Monday, June 27, 2011
Duluth (part 2) - A Drive Along the North Shore
Roger here... Before our visit to Duluth, Minnesota, my impression was that it was a cold, industrial place. How wrong I was. It is beautiful in the summer (probably in the winter, too) and one of the most pristine cities I have ever encountered -- so many outdoor activities to do in this amazing setting. We like it so much here that we are doing two days' worth of driving tomorrow, just so we can stay one more day.
Our days have been spent watching the river traffic, wandering around the entertainment area by the lake, touring the Lake Superior Maritime Visitor Center, walking the dogs along the seemingly endless lake-side beach, and viewing the huge "Lakers" or "Salties" as they glide under the aerial bridge, to the accompaniment of the cheering crowds enjoying food and beverage on the elevated decks of the riverside pubs. We have been able to enjoy all this without even getting in the car -- all walking distance from our campsite.
We did, however, get in the car yesterday. I was told not to miss the scenic drive along the north shore of Lake Superior on highway 61. We drove 24 miles to Two Harbors, and then traveled an additional 13 to Gooseberry Falls State Park.
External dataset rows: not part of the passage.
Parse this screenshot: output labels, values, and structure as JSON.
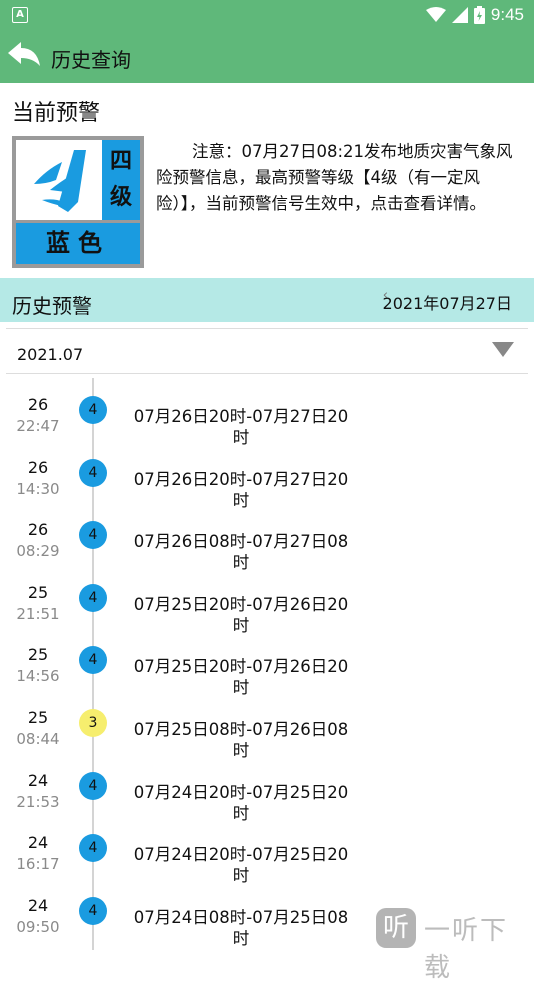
{
  "status_bar": {
    "left_icon": "A",
    "time": "9:45"
  },
  "app_bar": {
    "title": "历史查询"
  },
  "current": {
    "title": "当前预警",
    "badge": {
      "level": "四级",
      "color_name": "蓝色"
    },
    "notice": "注意：07月27日08:21发布地质灾害气象风险预警信息，最高预警等级【4级（有一定风险）】，当前预警信号生效中，点击查看详情。"
  },
  "history": {
    "title": "历史预警",
    "date": "2021年07月27日"
  },
  "month_select": {
    "value": "2021.07"
  },
  "records": [
    {
      "day": "26",
      "time": "22:47",
      "level": "4",
      "period_a": "07月26日20时-07月27日20",
      "period_b": "时"
    },
    {
      "day": "26",
      "time": "14:30",
      "level": "4",
      "period_a": "07月26日20时-07月27日20",
      "period_b": "时"
    },
    {
      "day": "26",
      "time": "08:29",
      "level": "4",
      "period_a": "07月26日08时-07月27日08",
      "period_b": "时"
    },
    {
      "day": "25",
      "time": "21:51",
      "level": "4",
      "period_a": "07月25日20时-07月26日20",
      "period_b": "时"
    },
    {
      "day": "25",
      "time": "14:56",
      "level": "4",
      "period_a": "07月25日20时-07月26日20",
      "period_b": "时"
    },
    {
      "day": "25",
      "time": "08:44",
      "level": "3",
      "period_a": "07月25日08时-07月26日08",
      "period_b": "时"
    },
    {
      "day": "24",
      "time": "21:53",
      "level": "4",
      "period_a": "07月24日20时-07月25日20",
      "period_b": "时"
    },
    {
      "day": "24",
      "time": "16:17",
      "level": "4",
      "period_a": "07月24日20时-07月25日20",
      "period_b": "时"
    },
    {
      "day": "24",
      "time": "09:50",
      "level": "4",
      "period_a": "07月24日08时-07月25日08",
      "period_b": "时"
    }
  ],
  "watermark": {
    "icon_char": "听",
    "text": "一听下载"
  },
  "colors": {
    "header": "#5fb87a",
    "history_bar": "#b5e9e6",
    "level4": "#1a9be0",
    "level3": "#f6ee6e"
  }
}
Bandido went with us. Chaplin does not like car travel, and he seems to be less tolerant of uncomfortable things than he used to be. We continue to be concerned about him. (Better that he enjoy a nap in the motor home than watching him pant in the back seat of the car. We felt badly leaving him behind, even though we knew he was happier.)
Moving on.... The drive to Two Harbors was so pretty. Mile after mile of lake views, jutting tree-covered peninsulas and rocky ledges.
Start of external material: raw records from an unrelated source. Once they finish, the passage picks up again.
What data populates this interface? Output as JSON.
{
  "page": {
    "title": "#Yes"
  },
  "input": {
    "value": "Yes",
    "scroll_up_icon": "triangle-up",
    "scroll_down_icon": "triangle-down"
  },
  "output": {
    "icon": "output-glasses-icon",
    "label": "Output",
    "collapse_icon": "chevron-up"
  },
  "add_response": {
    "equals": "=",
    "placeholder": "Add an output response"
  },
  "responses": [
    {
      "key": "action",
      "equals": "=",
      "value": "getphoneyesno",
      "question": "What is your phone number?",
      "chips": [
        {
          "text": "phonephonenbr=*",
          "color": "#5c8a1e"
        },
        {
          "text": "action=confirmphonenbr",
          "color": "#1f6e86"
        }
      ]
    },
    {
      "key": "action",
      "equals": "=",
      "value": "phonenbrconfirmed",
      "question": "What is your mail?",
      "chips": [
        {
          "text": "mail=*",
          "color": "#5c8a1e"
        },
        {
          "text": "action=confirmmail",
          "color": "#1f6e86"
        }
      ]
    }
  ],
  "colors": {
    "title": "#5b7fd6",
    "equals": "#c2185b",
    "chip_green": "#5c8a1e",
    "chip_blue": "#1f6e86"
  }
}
I thought Bandido needed an adventure, so I encouraged him to walk along the top of a rock fence. (He was on a leash that I was firmly holding. I was also holding his collar - no danger of falling.)
Our stop at Two Harbors was brief. It is a quaint little town that boasts a well-maintained lighthouse. We did not stop at the lighthouse, because we wanted to spend our time hiking at the state park further down the road.
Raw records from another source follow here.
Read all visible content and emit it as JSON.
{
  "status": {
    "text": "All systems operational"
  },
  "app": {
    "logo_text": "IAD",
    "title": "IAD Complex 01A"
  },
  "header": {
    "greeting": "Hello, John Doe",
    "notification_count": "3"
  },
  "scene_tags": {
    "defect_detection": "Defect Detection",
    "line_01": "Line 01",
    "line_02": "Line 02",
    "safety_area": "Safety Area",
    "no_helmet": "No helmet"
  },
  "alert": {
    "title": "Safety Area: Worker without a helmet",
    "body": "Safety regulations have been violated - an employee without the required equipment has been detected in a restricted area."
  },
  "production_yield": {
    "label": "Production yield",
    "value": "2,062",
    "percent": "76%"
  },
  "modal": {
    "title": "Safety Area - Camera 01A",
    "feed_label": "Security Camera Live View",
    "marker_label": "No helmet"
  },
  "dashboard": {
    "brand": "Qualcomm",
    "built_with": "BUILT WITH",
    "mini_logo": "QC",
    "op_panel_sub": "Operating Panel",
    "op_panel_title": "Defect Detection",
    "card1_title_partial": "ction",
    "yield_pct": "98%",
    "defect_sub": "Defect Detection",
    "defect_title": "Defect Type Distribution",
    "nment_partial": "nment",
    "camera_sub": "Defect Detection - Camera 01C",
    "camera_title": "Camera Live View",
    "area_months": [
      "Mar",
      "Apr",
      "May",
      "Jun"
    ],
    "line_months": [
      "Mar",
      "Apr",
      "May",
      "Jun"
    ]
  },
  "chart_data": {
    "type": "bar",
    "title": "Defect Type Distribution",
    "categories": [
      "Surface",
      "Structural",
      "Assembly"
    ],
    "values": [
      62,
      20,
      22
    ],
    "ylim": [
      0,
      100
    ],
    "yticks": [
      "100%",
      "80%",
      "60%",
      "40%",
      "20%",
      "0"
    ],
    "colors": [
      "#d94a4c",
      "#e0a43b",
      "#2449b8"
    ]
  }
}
The drive continued to be scenic. We passed through tunnels chiseled through the rock.
Acres and acres of purple, white and pink lupines lined the roadway.
Sue and Jim urged us not to miss Gooseberry Falls State Park. Thanks to them we discovered a magnificent place that we did not know existed. After spending some time searching for a place to park, the three of us (including Bandido) leisurely walked along the trails that surrounded the three water falls (upper, middle, lower). By the way, Bandido was great on his leash among the crowds of people -- no lunging, lots of friendly petting.
All the trails, bridges, and retaining walls were constructed by the Civilian Conservation Corps during the Great Depression. On our travels we have discovered endless public works projects that gave people work during those tough times, and which we continue to enjoy decades later.
Due to the huge local rainfalls, the waterfalls were turbulent and spectacular. Enjoy the photos:
Below the three falls, a gentle walkway meandered along the river on its way to Lake Superior. We followed it for a while.
We did not see any beaver, but we certainly saw evidence of their presence:
Eventually, hunger trumped any further wanderings down the trail. It was lunch time and we needed food. Back we traveled to Two Harbors, where we spotted a Culver's with outdoor seating. Bandido was able to join us.
In a completely unrelated matter... we took the dogs on a long walk on the beach this morning. Walking Chaplin is like walking a butterfly, so Dianne typically walks him. Bandido, on the other hand, is like walking a bull. He needs a firm presence on the other side of the leash, so I typically walk him. Since there were a lot of small kids on the beach, we kept both dogs on leashes. At one point, Chaplin started his mule routine where he refuses to walk unless it is where he wants to go. I offered to switch dogs. Dianne accepted.
Within a minute, when Dianne's attention was focused elsewhere, Bandido went into a full run while on his expandable leash. When he reached the end of his leash Dianne was sent air-borne and eventually landed face-first in the sand. (SPLAT!! -- D.) My first reaction was to laugh -- probably a mistake, but Dianne was laughing, too. Bandido's first reaction was to run back to Dianne and climb on her back so she could not get back up while licking her face at the same time. Too bad we didn't have the camera. So funny!
Tomorrow we travel to Munising, Michigan in the Upper Peninsula for an eight-night stay on the banks of Lake Superior.
The pet picture of the day showcases Bandido as he contemplates life while gazing across the vastness of Lake Superior.